On the question of whether the obligation is a procedural one of simply offering ‘extensive examination’ of an application or whether there is a presumption of admission, Bot prefers the procedural approach:
I do not share the view taken by the AIRE Centre to the effect that other family members benefit from a presumption of admission. First of all, the requirement of a dependency on the Union citizen laid down by Article 3(2)(a) of Directive 2004/38 seems to me to constitute, not a presumption, but a precondition for the applicability of that provision. Second, recognition of a presumption of admission stemming directly from that directive appears to me to be at variance with the reference to the law of the Member States for the purpose of defining the conditions for obtaining the right of entry and residence implied by the clause ‘in accordance with its national legislation’.
He goes on to argue that the Article permits Member States ‘enormous latitude’ and requires ‘only a certain degree of harmonisation by means of a measure containing only minimum requirements’. Nevertheless, ‘[t]his does not mean that Member States have unfettered freedom to facilitate, as they wish, entry and residence for persons coming within the scope of that provision.’
More positively, Bot suggests that additional qualifying criteria beyond those stated in the Article cannot be imposed, such as a requirement of a registered partnership or relationship akin to marriage in respect of a ‘durable relationship’. Later in the Opinion he also states that the additional imposition of a requirement of compatibility with national legislative provisions is incompatible with the Directive and that the Directive may be relied on as being directly effective.
The combination of the right of residence attached to Union citizenship and protection of private and family life, as implemented by EU law, may therefore effectively establish a right of residence for members of the family of the Union citizen … I conclude that the fundamental right to private and family life may, in principle, be relied on by all categories of persons mentioned in Article 3(2) of Directive 2004/38.
That is not to say that such cases must succeed on this basis, but that residence must not be refused ‘where such refusal has the effect of unjustifiably impeding the exercise of the right of the Union citizen concerned to move and reside freely within the territory of the Member States or causes a disproportionate impairment of his right to respect for private and family life.’
On the question of whether dependents or members of household need establish immediate prior shared residence in another EU Member State, Bot opines thus:
Whilst it would seem self-evident that family members who declare themselves to be members of the household of a Union citizen must prove that they reside with the Union citizen, and thus necessarily in the same State, I take the view, conversely, that ‘dependent’ family members cannot be excluded from the scope of Article 3(2)(a) of Directive 2004/38 on the ground that they have not resided in the same State as the Union citizen whom they wish to accompany or join.
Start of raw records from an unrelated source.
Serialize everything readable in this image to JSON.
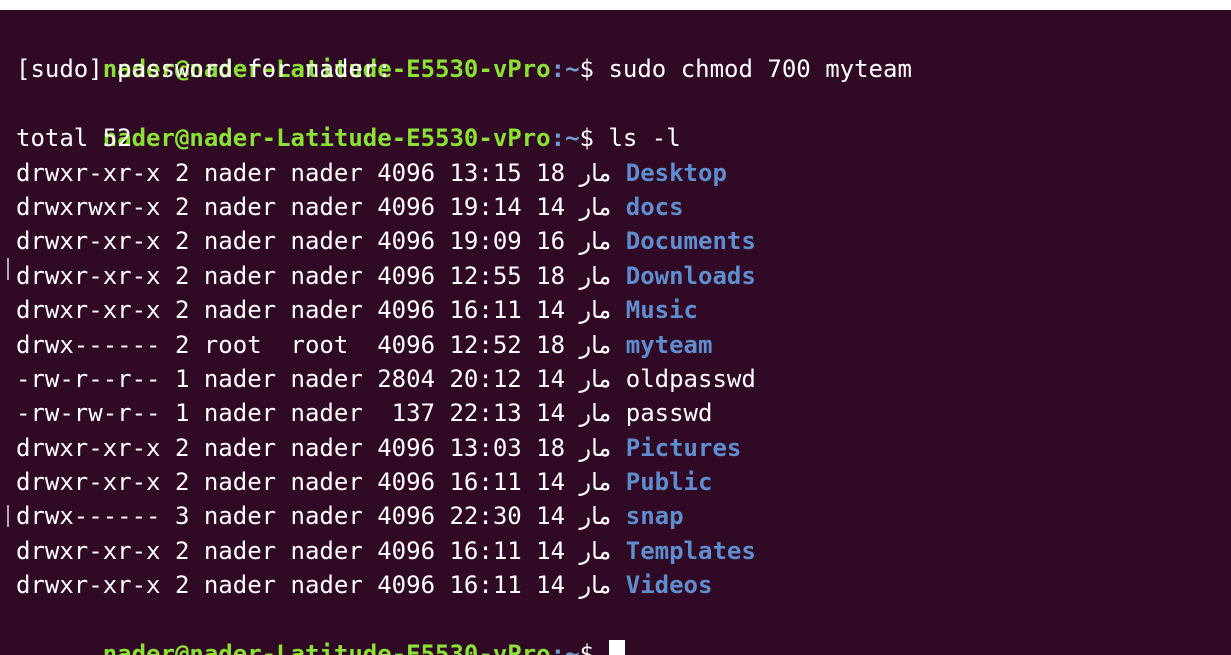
{
  "terminal": {
    "top_fragment": "            ",
    "prompt": {
      "user_host": "nader@nader-Latitude-E5530-vPro",
      "path": ":~",
      "symbol": "$ "
    },
    "commands": {
      "chmod": "sudo chmod 700 myteam",
      "ls": "ls -l"
    },
    "sudo_prompt": "[sudo] password for nader:",
    "total_line": "total 52",
    "listing": [
      {
        "meta": "drwxr-xr-x 2 nader nader 4096 13:15 18 ",
        "month": "مار",
        "name": "Desktop",
        "type": "dir"
      },
      {
        "meta": "drwxrwxr-x 2 nader nader 4096 19:14 14 ",
        "month": "مار",
        "name": "docs",
        "type": "dir"
      },
      {
        "meta": "drwxr-xr-x 2 nader nader 4096 19:09 16 ",
        "month": "مار",
        "name": "Documents",
        "type": "dir"
      },
      {
        "meta": "drwxr-xr-x 2 nader nader 4096 12:55 18 ",
        "month": "مار",
        "name": "Downloads",
        "type": "dir"
      },
      {
        "meta": "drwxr-xr-x 2 nader nader 4096 16:11 14 ",
        "month": "مار",
        "name": "Music",
        "type": "dir"
      },
      {
        "meta": "drwx------ 2 root  root  4096 12:52 18 ",
        "month": "مار",
        "name": "myteam",
        "type": "dir"
      },
      {
        "meta": "-rw-r--r-- 1 nader nader 2804 20:12 14 ",
        "month": "مار",
        "name": "oldpasswd",
        "type": "file"
      },
      {
        "meta": "-rw-rw-r-- 1 nader nader  137 22:13 14 ",
        "month": "مار",
        "name": "passwd",
        "type": "file"
      },
      {
        "meta": "drwxr-xr-x 2 nader nader 4096 13:03 18 ",
        "month": "مار",
        "name": "Pictures",
        "type": "dir"
      },
      {
        "meta": "drwxr-xr-x 2 nader nader 4096 16:11 14 ",
        "month": "مار",
        "name": "Public",
        "type": "dir"
      },
      {
        "meta": "drwx------ 3 nader nader 4096 22:30 14 ",
        "month": "مار",
        "name": "snap",
        "type": "dir"
      },
      {
        "meta": "drwxr-xr-x 2 nader nader 4096 16:11 14 ",
        "month": "مار",
        "name": "Templates",
        "type": "dir"
      },
      {
        "meta": "drwxr-xr-x 2 nader nader 4096 16:11 14 ",
        "month": "مار",
        "name": "Videos",
        "type": "dir"
      }
    ],
    "colors": {
      "background": "#300a24",
      "prompt_user": "#8ae234",
      "prompt_path": "#729fcf",
      "directory": "#5e8ecf",
      "text": "#ffffff"
    }
  }
}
This view is based on reasons relating to the wording of the provisions of the directive and its purpose, and to the case-law of the Court.
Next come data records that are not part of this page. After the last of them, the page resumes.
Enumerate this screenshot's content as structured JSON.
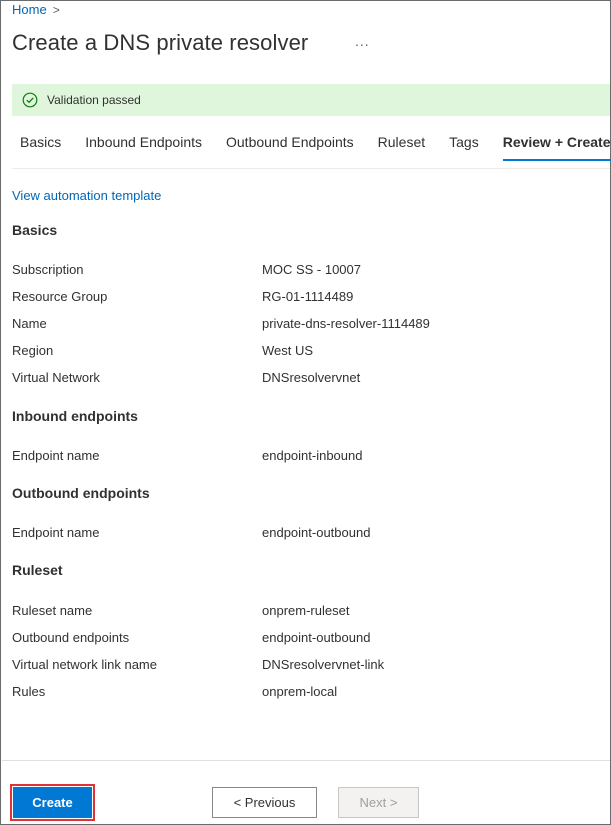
{
  "breadcrumb": {
    "home": "Home",
    "chevron": ">"
  },
  "header": {
    "title": "Create a DNS private resolver",
    "more": "..."
  },
  "banner": {
    "text": "Validation passed",
    "icon": "check-circle-icon",
    "color": "#dff6dd",
    "icon_color": "#107c10"
  },
  "tabs": [
    {
      "label": "Basics"
    },
    {
      "label": "Inbound Endpoints"
    },
    {
      "label": "Outbound Endpoints"
    },
    {
      "label": "Ruleset"
    },
    {
      "label": "Tags"
    },
    {
      "label": "Review + Create",
      "active": true
    }
  ],
  "automation_link": "View automation template",
  "sections": {
    "basics": {
      "heading": "Basics",
      "rows": [
        {
          "label": "Subscription",
          "value": "MOC SS - 10007"
        },
        {
          "label": "Resource Group",
          "value": "RG-01-1114489"
        },
        {
          "label": "Name",
          "value": "private-dns-resolver-1114489"
        },
        {
          "label": "Region",
          "value": "West US"
        },
        {
          "label": "Virtual Network",
          "value": "DNSresolvervnet"
        }
      ]
    },
    "inbound": {
      "heading": "Inbound endpoints",
      "rows": [
        {
          "label": "Endpoint name",
          "value": "endpoint-inbound"
        }
      ]
    },
    "outbound": {
      "heading": "Outbound endpoints",
      "rows": [
        {
          "label": "Endpoint name",
          "value": "endpoint-outbound"
        }
      ]
    },
    "ruleset": {
      "heading": "Ruleset",
      "rows": [
        {
          "label": "Ruleset name",
          "value": "onprem-ruleset"
        },
        {
          "label": "Outbound endpoints",
          "value": "endpoint-outbound"
        },
        {
          "label": "Virtual network link name",
          "value": "DNSresolvervnet-link"
        },
        {
          "label": "Rules",
          "value": "onprem-local"
        }
      ]
    }
  },
  "footer": {
    "create": "Create",
    "previous": "< Previous",
    "next": "Next >",
    "accent": "#0078d4",
    "highlight": "#e0323b"
  }
}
He accepts that there must be dependency in the state of origin but goes on to suggest that it is also impermissible to require that the dependency be recent:
Nor does there appear to be anything to justify a requirement that the situation of dependency must have existed shortly before the Union citizen moved to the host Member State, when the relevant criterion is the time at which the application for entry and residence is made. If the dependency existed at the time of settlement in the host Member State, but has been interrupted since then, the condition laid down by Article 3(2) of Directive 2004/38 will not be satisfied. If, on the other hand, the situation of dependency arises after the Union citizen enters the host Member State, the family member may be regarded as being ‘dependent’. This could be the case, for example, for a Union citizen who, after exercising his right of free movement, is required to care for a nephew whose parents have recently died.
Finally, Bot accepts that national legislation may set criteria for issues such as dependency:
I take the view that Article 3(2)(a) of Directive 2004/38 does not preclude national legislation which makes entry and residence for a national of a non-member country subject to conditions as to the nature or duration of dependency, provided that those conditions pursue a legitimate objective, are appropriate for securing the attainment of that objective and do not go beyond what is necessary to attain it.
Personally I find this final conclusion impossible to reconcile with the earlier conclusion that, for example, it is not permissible further to define or restrict the term ‘durable relationship’, but perhaps I am missing something.
The immigration tribunal and the courts have until recently taken a hardcore conservative line on other family members, and it looks like they were wrong to do so. Things have moved on though, and the most recent cases on this subject, Moneke and others (EEA – OFMs) Nigeria  UKUT 341 (IAC) and Dauhoo (EEA Regulations – reg 8(2))  UKUT 79 (IAC), seem to be pretty much consistent with Bot’s Opinion.
It would be refreshing to live to see the tribunal erring on the side of liberality.